Junior High students in Monza build their own Ubuntu computers

Last November, the Confalonieri Public Junior High School in Monza, Northern Italy set up a really interesting and original optional course for its students. When I heard about it on an Italian mailing list I contacted the two teachers who run the course, Fabio Frittoli and Francesco De Gennaro (quoted below as F&F for brevity) to know something more.

Stop: What’s the course subject?

F&F: The course consists of five afternoon meetings, during two hours each, in which the students build one computer per participant with these characteristics:

Stop: How many students participated?

F&F: We had 16 students of the Third Classes (13 yrs old) and 20 of the Second Classes (12 yrs old), including several foreign students and one with a minor cognitive handicap.

Stop: How much did they pay to attend?

F&F: Two hundred Euros per student, which the School used to buy the hardware online. The extra work hours of the teachers are paid directly by the School.

Stop: A course like this for students in that age range is really unusual, at least here in Italy. Why did you set it up?

F&F: For several reasons. First of all, we wanted to involve students who have little attitude for abstract studies, that is boys and girls who aren’t interested in theoretical courses like the European Computer Driving License. We wanted to give them a chance to show what they’re capable of with a //practical// activity which could also help them to figure out if this could become their job in the future. Eventually, some participants attended for this very reason, while others came just out of personal interest in computers.

Stop: What are the other reasons?

F&F: We wanted to teach them that to do something well you can’t do without skills like: being able to listen, studying Italian and English well enough to understand instruction sheets, following complex procedures step by step plus order, cleanness and correct choice of tools.

Last but not least, we think that the “use and discard” attitude towards objects seen as unmodifiable, finished monolothic products must be rejected, in order to make everybody an active and conscious participant to technological progress. We all need to teach to young people that high-tech objects are made of single, discrete components that people can assemble or reuse by themselves, or recycles separately.

Stop: How did it go?

F&F: The November course was a great success! Some of the kids were so interested that they would almost stick their whole heads inside the cases, in order to look “under the hood”. Fearing that students so young could damage some component, we had bought some extra parts, but so far we haven’t needed them. All the students, including the most rebellious ones, worked in couples (each couple built assembled computers) in a very ordered and collaborative way, surprising even us, our teachers.

Stop: Why?

F&F: Because… we really were used to see them behaving in quite a different way! This course proved how much good, personality-wise, building something with your own hands can do. Courses like ours can turn into enthusiast, proactive students even kids who during theoretical lessons tend to shut their brains down or to disturb the rest of the class. The pleasure of discovering how some object works and what’s inside it still exists, and is the same we enjoyed when we were kids. Unfortunately, practical activities in Italian public high schools are becoming every year more difficult to implement, especially considering the last “reform”.
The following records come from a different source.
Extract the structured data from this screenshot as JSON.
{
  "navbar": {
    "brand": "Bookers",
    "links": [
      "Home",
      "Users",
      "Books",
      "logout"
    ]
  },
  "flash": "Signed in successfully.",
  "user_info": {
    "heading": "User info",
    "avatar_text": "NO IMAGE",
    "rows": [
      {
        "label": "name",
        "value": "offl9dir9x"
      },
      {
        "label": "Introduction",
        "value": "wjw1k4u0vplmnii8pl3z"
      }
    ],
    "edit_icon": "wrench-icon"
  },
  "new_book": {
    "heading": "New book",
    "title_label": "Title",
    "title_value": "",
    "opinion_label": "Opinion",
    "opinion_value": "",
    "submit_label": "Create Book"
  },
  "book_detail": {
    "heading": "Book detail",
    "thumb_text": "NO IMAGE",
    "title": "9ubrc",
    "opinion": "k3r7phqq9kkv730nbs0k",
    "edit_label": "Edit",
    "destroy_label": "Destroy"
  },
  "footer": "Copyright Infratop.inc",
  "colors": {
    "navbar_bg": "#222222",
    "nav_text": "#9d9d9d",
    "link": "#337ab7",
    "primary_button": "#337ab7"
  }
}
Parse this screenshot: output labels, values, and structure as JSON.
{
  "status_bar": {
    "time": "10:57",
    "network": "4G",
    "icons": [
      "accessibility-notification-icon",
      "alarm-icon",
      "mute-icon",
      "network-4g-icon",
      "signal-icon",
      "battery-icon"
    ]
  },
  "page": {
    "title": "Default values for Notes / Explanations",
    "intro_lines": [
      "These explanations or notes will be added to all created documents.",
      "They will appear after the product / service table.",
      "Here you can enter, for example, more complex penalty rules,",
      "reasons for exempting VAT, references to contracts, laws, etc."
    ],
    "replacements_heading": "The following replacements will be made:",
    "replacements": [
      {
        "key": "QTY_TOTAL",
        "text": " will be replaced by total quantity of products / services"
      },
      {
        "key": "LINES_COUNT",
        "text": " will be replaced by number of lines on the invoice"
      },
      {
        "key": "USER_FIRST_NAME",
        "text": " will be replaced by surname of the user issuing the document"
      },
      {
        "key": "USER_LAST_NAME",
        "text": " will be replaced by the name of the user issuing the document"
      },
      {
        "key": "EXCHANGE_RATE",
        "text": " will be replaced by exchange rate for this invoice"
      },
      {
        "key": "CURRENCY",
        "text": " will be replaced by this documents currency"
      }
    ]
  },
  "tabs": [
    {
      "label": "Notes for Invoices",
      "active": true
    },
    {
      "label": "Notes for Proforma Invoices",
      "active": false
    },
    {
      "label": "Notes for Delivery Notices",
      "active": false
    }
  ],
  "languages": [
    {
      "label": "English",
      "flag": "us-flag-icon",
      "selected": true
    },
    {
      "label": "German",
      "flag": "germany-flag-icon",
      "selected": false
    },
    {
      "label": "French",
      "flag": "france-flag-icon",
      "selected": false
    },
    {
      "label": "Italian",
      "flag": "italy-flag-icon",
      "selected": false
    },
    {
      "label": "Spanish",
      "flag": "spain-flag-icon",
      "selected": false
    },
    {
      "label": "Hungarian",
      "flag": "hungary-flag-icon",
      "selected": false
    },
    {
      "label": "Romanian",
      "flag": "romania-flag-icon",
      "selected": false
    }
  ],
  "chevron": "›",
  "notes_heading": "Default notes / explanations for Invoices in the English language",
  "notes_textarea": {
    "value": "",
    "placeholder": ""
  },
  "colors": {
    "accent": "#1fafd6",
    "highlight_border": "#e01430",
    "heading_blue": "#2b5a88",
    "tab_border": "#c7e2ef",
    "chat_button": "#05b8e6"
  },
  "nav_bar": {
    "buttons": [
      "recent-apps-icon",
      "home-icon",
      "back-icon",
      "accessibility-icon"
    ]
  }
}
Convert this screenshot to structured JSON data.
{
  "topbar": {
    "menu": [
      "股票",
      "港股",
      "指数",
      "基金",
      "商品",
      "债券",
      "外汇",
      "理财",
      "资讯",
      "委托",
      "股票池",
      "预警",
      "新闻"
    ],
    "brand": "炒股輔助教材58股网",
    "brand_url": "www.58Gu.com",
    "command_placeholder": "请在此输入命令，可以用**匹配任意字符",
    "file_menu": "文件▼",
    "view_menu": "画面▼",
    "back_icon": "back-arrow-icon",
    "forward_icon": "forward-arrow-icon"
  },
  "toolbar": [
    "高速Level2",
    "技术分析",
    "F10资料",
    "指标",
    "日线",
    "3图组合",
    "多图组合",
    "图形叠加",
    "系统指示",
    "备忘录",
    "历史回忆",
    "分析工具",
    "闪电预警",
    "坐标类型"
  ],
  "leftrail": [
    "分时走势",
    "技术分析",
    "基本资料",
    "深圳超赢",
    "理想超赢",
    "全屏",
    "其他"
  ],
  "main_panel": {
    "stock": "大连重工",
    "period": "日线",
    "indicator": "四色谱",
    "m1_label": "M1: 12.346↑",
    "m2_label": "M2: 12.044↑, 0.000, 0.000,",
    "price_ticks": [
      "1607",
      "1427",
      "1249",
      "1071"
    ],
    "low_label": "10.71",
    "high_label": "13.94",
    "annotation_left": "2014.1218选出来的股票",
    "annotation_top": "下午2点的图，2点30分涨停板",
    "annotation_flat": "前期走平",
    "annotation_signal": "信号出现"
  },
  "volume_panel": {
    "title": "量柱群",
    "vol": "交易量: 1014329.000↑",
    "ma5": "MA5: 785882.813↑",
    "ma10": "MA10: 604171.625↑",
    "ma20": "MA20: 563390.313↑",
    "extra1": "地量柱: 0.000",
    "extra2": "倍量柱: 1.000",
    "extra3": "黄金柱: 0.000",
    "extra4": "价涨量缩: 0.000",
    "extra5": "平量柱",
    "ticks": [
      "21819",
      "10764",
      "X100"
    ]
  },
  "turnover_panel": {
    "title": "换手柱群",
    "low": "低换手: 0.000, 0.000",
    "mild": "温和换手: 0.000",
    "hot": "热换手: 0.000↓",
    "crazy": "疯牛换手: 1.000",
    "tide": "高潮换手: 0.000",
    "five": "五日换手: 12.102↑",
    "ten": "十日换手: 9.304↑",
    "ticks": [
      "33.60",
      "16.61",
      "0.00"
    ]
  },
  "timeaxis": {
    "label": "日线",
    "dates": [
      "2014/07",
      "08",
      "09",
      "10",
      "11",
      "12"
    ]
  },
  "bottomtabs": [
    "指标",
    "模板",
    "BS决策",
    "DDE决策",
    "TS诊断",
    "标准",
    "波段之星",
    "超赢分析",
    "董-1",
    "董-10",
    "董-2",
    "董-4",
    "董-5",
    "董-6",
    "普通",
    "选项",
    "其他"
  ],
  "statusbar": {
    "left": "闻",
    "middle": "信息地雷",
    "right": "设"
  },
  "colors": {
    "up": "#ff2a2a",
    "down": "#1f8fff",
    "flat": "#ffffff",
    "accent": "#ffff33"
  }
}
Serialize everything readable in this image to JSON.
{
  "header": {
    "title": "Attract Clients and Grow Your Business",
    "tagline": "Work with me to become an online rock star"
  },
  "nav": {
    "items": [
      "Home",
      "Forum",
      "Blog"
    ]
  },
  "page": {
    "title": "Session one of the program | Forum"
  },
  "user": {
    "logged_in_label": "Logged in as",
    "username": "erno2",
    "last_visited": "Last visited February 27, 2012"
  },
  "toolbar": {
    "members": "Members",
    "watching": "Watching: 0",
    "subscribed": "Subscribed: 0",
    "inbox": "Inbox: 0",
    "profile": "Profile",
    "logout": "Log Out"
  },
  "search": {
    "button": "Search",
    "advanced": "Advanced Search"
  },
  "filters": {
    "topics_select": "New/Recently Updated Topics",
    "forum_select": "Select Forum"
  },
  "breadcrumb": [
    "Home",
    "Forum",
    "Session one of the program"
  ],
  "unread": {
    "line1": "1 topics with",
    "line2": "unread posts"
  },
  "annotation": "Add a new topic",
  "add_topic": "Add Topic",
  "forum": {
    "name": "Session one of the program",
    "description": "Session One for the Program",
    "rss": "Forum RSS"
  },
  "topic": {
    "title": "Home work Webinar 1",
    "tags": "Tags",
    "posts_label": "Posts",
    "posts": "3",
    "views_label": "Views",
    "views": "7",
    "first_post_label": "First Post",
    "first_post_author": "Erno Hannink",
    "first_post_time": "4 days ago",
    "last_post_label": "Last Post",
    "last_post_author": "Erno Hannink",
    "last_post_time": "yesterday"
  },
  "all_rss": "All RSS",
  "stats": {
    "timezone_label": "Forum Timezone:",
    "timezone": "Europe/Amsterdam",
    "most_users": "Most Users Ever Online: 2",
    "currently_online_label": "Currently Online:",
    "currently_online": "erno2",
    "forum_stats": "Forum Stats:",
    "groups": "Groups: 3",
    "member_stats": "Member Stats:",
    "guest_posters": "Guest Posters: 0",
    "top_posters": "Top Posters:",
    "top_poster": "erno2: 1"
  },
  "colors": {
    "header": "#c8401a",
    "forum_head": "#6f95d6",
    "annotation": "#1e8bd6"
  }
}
Stop: Let’s talk a bit about the software part. Regular readers of Stop!/Zona-M already know that Ubuntu is a free operating system that’s a pleasure for everybody to use and that it is great for schools, but why did you chose it?

F&F: First of all, we wanted to save money and educate our students to act legally: we could not induce them to install programs without respecting their license! Besides, we wanted to fight the myth that other operating systems are more difficult to use and less featured or visually appealing than Windows.

Stop: Congratulations, especially because there seems to be little interest in our central government to make Free Software widely known in Italian Public Schools. But did the kids like Ubuntu or not?

F&F: They were very skeptical at the beginning. Some explicitly said that as soon as they could bring their finished computer home they would replace Ubuntu with a pirate copy of Windows. Eventually only a few students did actually did it. Most of them saw the real potential of Ubuntu, namely: its visual effects, the amount of software easily installable from the Internet, the ease of use and how much customizable Ubuntu is… and continue to use it today.

Stop: Is there anything that could or could have gone better?

F&F: It would be good to have more support (probably from some third parties, even if we have no idea who they could be) for the configuration problem that the students could face at home, right after the course. That’s why, in the second edition scheduled for March 2010 we will spend more time to explain how to connect to the Internet from Ubuntu via Ethernet or Wi-Fi cards.